# looking for bulb for Alpine 3342 EQ



## ahardb0dy (Feb 19, 2012)

Wasn't sure where to post this, I bought a service manual today for my Alpine 3342 EQ and than took the control unit apart (again! LOL), I removed the display from the PC board and found there are 6 bulbs under it, 3 on each side, 2 green 1 orange each end. The orange bulbs all work on the unit but only 2 of the green bulbs are working.

Wanted to see if anyone has a source for these bulbs or can recommend a part number that they have used for similar replacement, for example in a head unit face.

I have a small bulb I had left over from radioshack from another project but it is slightly too big and it is a 12 volt bulb. I checked the voltage at the bulbs on the PC board that are working and they are all getting about 4.90 volts. so I turned my power supply down to 5 volts and tried the radioshack bulb but it was very dim.
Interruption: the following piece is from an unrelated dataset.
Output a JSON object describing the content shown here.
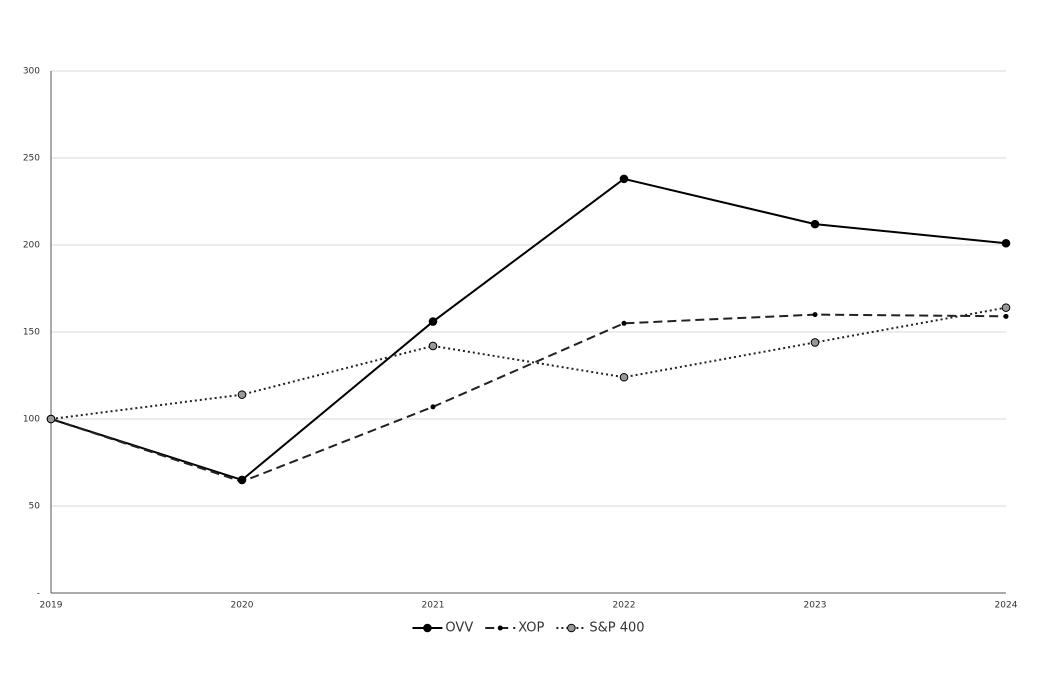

Not sure how many volts the stock bulbs are rated but turning my power supply up to 15 they can take it, obviously some where on the PC board there must be a voltage regulator to kick the voltage down but no idea what the stock bulbs are rated for.


So anyone help me out?

Thanks


----------



## ahardb0dy (Feb 19, 2012)

Well I found out the specs for all the bulbs in my EQ and the Alpine part numbers, I don't know why they come up as different part numbers on the pacparts.com site as all the bulbs have the same ratings and look to be the same, one part number says "amber" but all the bulbs in this unit either have a green or amber cover on the clear bulbs, here are the numbers I found, they show as available but would like to see if I can find something cheaper:

ALPINE 65E11373S01 PILOT LAMP 6V 70MA 
ALPINE 65E11216S01 LAMP,6V 70MA 
ALPINE 65E11372S01 PILOT LAMP 6V 70MA 
ALPINE 65E10419S01 LAMP,6V 70MA (AMBER)

but at least I now know they are 6V 70MA


----------